Manipuris follow the matriarchal system, yet it is the womenfolk who suffer the most. Many have lost their husbands to drugs, militancy and AIDS. To make matters worse, a majority of the population is Roman Catholic, and condoms are not encouraged by local churches.
In Aigajana, a village 25 km from the Myanmar border, people have to depend on the security forces for medical care, even water. Headman Onkhothang Haokip (70) who has lived there for 60 years says: “We have to carry ill people on foot as there is no mode of transport.” And those infected with HIV have no choice but to trudge mountains before making it to the hospital. Social worker Zou who frequents these remote districts to counsel HIV+ patients confirms our suspicions, “It takes two days for people to reach the district hospital.”
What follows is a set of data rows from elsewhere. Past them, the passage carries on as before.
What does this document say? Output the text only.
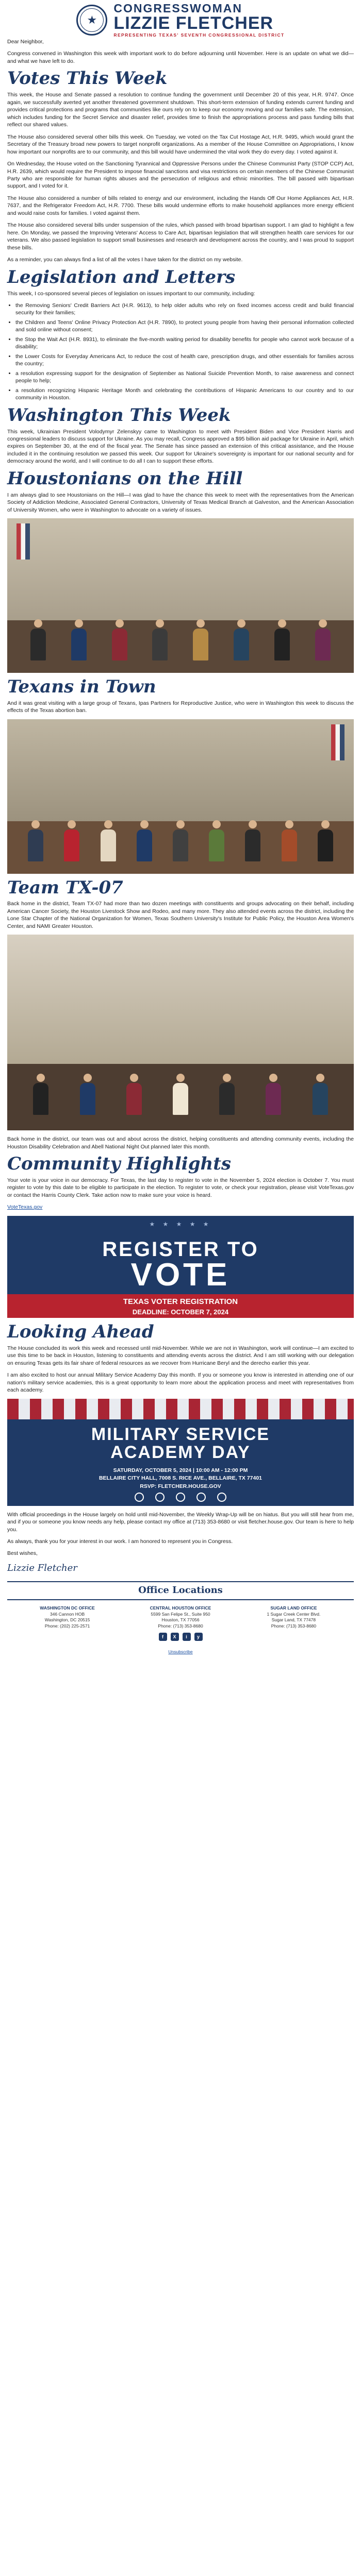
★
CONGRESSWOMAN
LIZZIE FLETCHER
REPRESENTING TEXAS' SEVENTH CONGRESSIONAL DISTRICT

Dear Neighbor,

Congress convened in Washington this week with important work to do before adjourning until November. Here is an update on what we did—and what we have left to do.

Votes This Week

This week, the House and Senate passed a resolution to continue funding the government until December 20 of this year, H.R. 9747. Once again, we successfully averted yet another threatened government shutdown. This short-term extension of funding extends current funding and provides critical protections and programs that communities like ours rely on to keep our economy moving and our families safe. The extension, which includes funding for the Secret Service and disaster relief, provides time to finish the appropriations process and pass funding bills that reflect our shared values.

The House also considered several other bills this week. On Tuesday, we voted on the Tax Cut Hostage Act, H.R. 9495, which would grant the Secretary of the Treasury broad new powers to target nonprofit organizations. As a member of the House Committee on Appropriations, I know how important our nonprofits are to our community, and this bill would have undermined the vital work they do every day. I voted against it.

On Wednesday, the House voted on the Sanctioning Tyrannical and Oppressive Persons under the Chinese Communist Party (STOP CCP) Act, H.R. 2639, which would require the President to impose financial sanctions and visa restrictions on certain members of the Chinese Communist Party who are responsible for human rights abuses and the persecution of religious and ethnic minorities. The bill passed with bipartisan support, and I voted for it.

The House also considered a number of bills related to energy and our environment, including the Hands Off Our Home Appliances Act, H.R. 7637, and the Refrigerator Freedom Act, H.R. 7700. These bills would undermine efforts to make household appliances more energy efficient and would raise costs for families. I voted against them.

The House also considered several bills under suspension of the rules, which passed with broad bipartisan support. I am glad to highlight a few here. On Monday, we passed the Improving Veterans' Access to Care Act, bipartisan legislation that will strengthen health care services for our veterans. We also passed legislation to support small businesses and research and development across the country, and I was proud to support these bills.

As a reminder, you can always find a list of all the votes I have taken for the district on my website.

Legislation and Letters

This week, I co-sponsored several pieces of legislation on issues important to our community, including:

• the Removing Seniors' Credit Barriers Act (H.R. 9613), to help older adults who rely on fixed incomes access credit and build financial security for their families;
• the Children and Teens' Online Privacy Protection Act (H.R. 7890), to protect young people from having their personal information collected and sold online without consent;
• the Stop the Wait Act (H.R. 8931), to eliminate the five-month waiting period for disability benefits for people who cannot work because of a disability;
• the Lower Costs for Everyday Americans Act, to reduce the cost of health care, prescription drugs, and other essentials for families across the country;
• a resolution expressing support for the designation of September as National Suicide Prevention Month, to raise awareness and connect people to help;
• a resolution recognizing Hispanic Heritage Month and celebrating the contributions of Hispanic Americans to our country and to our community in Houston.
Washington This Week

This week, Ukrainian President Volodymyr Zelenskyy came to Washington to meet with President Biden and Vice President Harris and congressional leaders to discuss support for Ukraine. As you may recall, Congress approved a $95 billion aid package for Ukraine in April, which expires on September 30, at the end of the fiscal year. The Senate has since passed an extension of this critical assistance, and the House included it in the continuing resolution we passed this week. Our support for Ukraine's sovereignty is important for our national security and for democracy around the world, and I will continue to do all I can to support these efforts.

Houstonians on the Hill

I am always glad to see Houstonians on the Hill—I was glad to have the chance this week to meet with the representatives from the American Society of Addiction Medicine, Associated General Contractors, University of Texas Medical Branch at Galveston, and the American Association of University Women, who were in Washington to advocate on a variety of issues.

Texans in Town

And it was great visiting with a large group of Texans, Ipas Partners for Reproductive Justice, who were in Washington this week to discuss the effects of the Texas abortion ban.

Team TX-07

Back home in the district, Team TX-07 had more than two dozen meetings with constituents and groups advocating on their behalf, including American Cancer Society, the Houston Livestock Show and Rodeo, and many more. They also attended events across the district, including the Lone Star Chapter of the National Organization for Women, Texas Southern University's Institute for Public Policy, the Houston Area Women's Center, and NAMI Greater Houston.

Back home in the district, our team was out and about across the district, helping constituents and attending community events, including the Houston Disability Celebration and Abell National Night Out planned later this month.

Community Highlights

Your vote is your voice in our democracy. For Texas, the last day to register to vote in the November 5, 2024 election is October 7. You must register to vote by this date to be eligible to participate in the election. To register to vote, or check your registration, please visit VoteTexas.gov or contact the Harris County Clerk. Take action now to make sure your voice is heard.

VoteTexas.gov

★ ★ ★ ★ ★
REGISTER TO
VOTE
TEXAS VOTER REGISTRATION
DEADLINE: OCTOBER 7, 2024
Looking Ahead

The House concluded its work this week and recessed until mid-November. While we are not in Washington, work will continue—I am excited to use this time to be back in Houston, listening to constituents and attending events across the district. And I am still working with our delegation on ensuring Texas gets its fair share of federal resources as we recover from Hurricane Beryl and the derecho earlier this year.

I am also excited to host our annual Military Service Academy Day this month. If you or someone you know is interested in attending one of our nation's military service academies, this is a great opportunity to learn more about the application process and meet with representatives from each academy.

MILITARY SERVICE
ACADEMY DAY
SATURDAY, OCTOBER 5, 2024 | 10:00 AM - 12:00 PM
BELLAIRE CITY HALL, 7008 S. RICE AVE., BELLAIRE, TX 77401
RSVP: FLETCHER.HOUSE.GOV

With official proceedings in the House largely on hold until mid-November, the Weekly Wrap-Up will be on hiatus. But you will still hear from me, and if you or someone you know needs any help, please contact my office at (713) 353-8680 or visit fletcher.house.gov. Our team is here to help you.

As always, thank you for your interest in our work. I am honored to represent you in Congress.

Best wishes,

Lizzie Fletcher
Office Locations
WASHINGTON DC OFFICE
346 Cannon HOB
Washington, DC 20515
Phone: (202) 225-2571
CENTRAL HOUSTON OFFICE
5599 San Felipe St., Suite 950
Houston, TX 77056
Phone: (713) 353-8680
f	X	i	y
SUGAR LAND OFFICE
1 Sugar Creek Center Blvd.
Sugar Land, TX 77478
Phone: (713) 353-8680
Unsubscribe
The situation has served as fertile grounds for some parties, enabling them to take advantage of marginalised groups. The UGs have reigned minors in to cross-border arms and narco-trade, “They kidnap villagers and force them to ferry arms or drugs across the border,” says a member of the security forces.
UKLF General Secretary T L Jacob Thadou, a political science graduate, denies the involvement of his cadres (approximately 300) but agrees that the heroin problem is destroying his people. He claims, “We banned poppy cultivation in 2006. It is cultivated in the more backward districts, where access is difficult.” And the cross-border drug trade thrives.
Indian security agencies continue to seize drugs and weapons being smuggled to Myanmar on a regular basis. On February 16, 2009, troops of 20 Assam Rifles seized actephide tablets worth Rs 4 lakh (approx $7,740) in the Indian market and four times more in the international market at a vehicle check post at Byongyang. On January 2, 2009, the same paramilitary unit had seized 98 kg of opium from four individuals traveling on a bus plying between Imphal and Moreh. Each kilogram of opium is worth Rs 1 lakh (approx US$1,939).
Villagers allege that the UKLF runs poppy plantations in the district along the border. Incidentally, the group is also holding tripartite talks with the state and the central governments – there has been a suspension of arms struggle since 2005. So, the security forces have been advised not to use harsh methods on them as per the ceasefire mandate. But Thadou retorts, “Developmental schemes don’t reach the villagers, as the money is siphoned off. The government is using politics to divide our tribes, which is why we want our own Kuki nation.”
Colonel Neeraj Shukla of 20 Assam Rifles says, “This is a complex problem to tackle. It is difficult for us to keep track of every part of the jungle – the areas are remote and the terrain treacherous. The insurgent groups use the money from poppy cultivation to buy arms from Myanmar and Bangladesh. The border can be infiltrated despite the presence of security forces; it’s impossible to monitor it 24/7. No border in the world is impregnable. Last year, we apprehended insurgents with RDX and Thai-made weapons. They had as much RDX as the 26/11 (Mumbai) attackers did. This could prove disastrous if left unchecked.”
This seemingly unbreakable cycle of drugs, poverty, terror and HIV/AIDS will continue to wreak havoc with the lives of the Manipuris until the state and the central governments decide to address these issues effectively through policies that benefit the people.